Advanced Bash Loops Tutorial
How to Use Advanced Bash Loops
The BASH scripting language provides a very handy ‘loop’ features.
In the previous tutorial page we have discussed that we can chain certain commands such as:
strace -p `pgrep -u root sshd`
This command however, provided that pgrep returns more than 1 process, will result in an error, since strace does not expect more than 1 process at a time.
To overcome this issue, we can edit the line and add a loop control structure:
for i in `pgrep -u root sshd`; do strace -p $i ; done
What the above line will do is to create a for loop and for each result of pgrep to run strace -p.
Please note that you can not manipulate the system processes (executing ps, kill, pgrep, top and strace) on the shared server, since your account will not have such privileges.
However, on our dedicated servers you will have root permissions and you will be able to control the system processes.
Please check our dedicated servers offers for more details.
Another example would be to use the same for statement to remove a certain line in each file that contains it.
Let’s imagine that you have hundreds of files containing a footer with copyright message with wrong year (i.e 1998 for example) and you need to remove it.
The problem is the files are numerous and it will take a lot of time to do it by hand.
Fortunately, you can use a single line in BASH to do it for you.
For the purpose, we will create a for loop, which will grep the whole directory and its subdirectories for the message we need to remove and pass it to a SED command which will actually process the file and remove it.

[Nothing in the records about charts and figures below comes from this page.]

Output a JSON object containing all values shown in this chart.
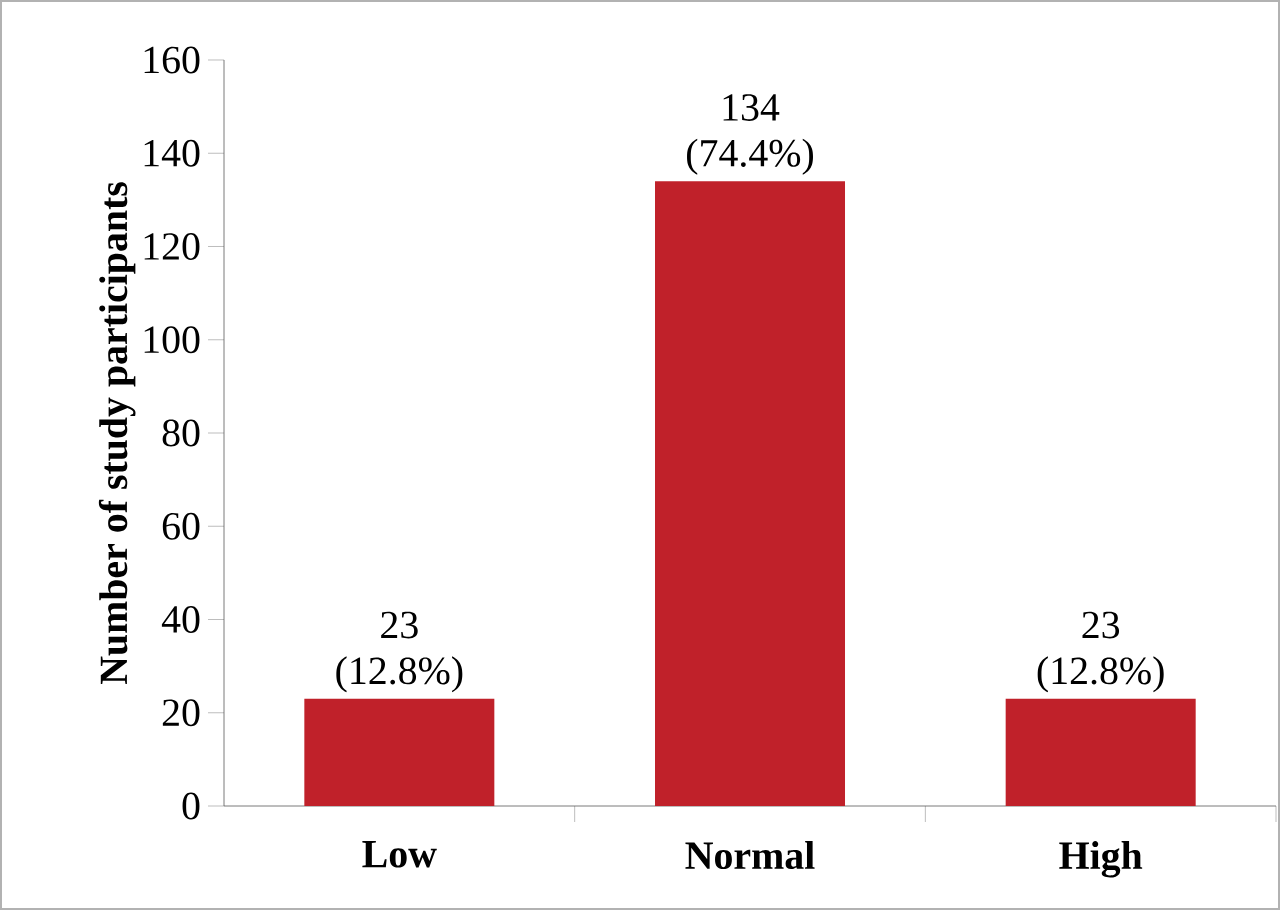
{
  "chart_data": {
    "type": "bar",
    "ylabel": "Number of study participants",
    "categories": [
      "Low",
      "Normal",
      "High"
    ],
    "values": [
      23,
      134,
      23
    ],
    "color": "#c0212a",
    "value_labels": [
      "23 (12.8%)",
      "134 (74.4%)",
      "23 (12.8%)"
    ],
    "ylim": [
      0,
      160
    ],
    "yticks": [
      0,
      20,
      40,
      60,
      80,
      100,
      120,
      140,
      160
    ],
    "grid": false
  }
}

The full command line will look like this:
for i in `grep * -r -l Copyrighted`; do sed '/Copyrighted/d' -i $i ; done
The line broken in parts is as follows:
1) For loop: for i in something; do something; done;
2) Grep * -r -l Copyrighted
greps the message and returns only the file names containing it
3) Sed ‘/Copyrighted/d’ -i $i
Uses sed to remove the line from the files we have located with the above command.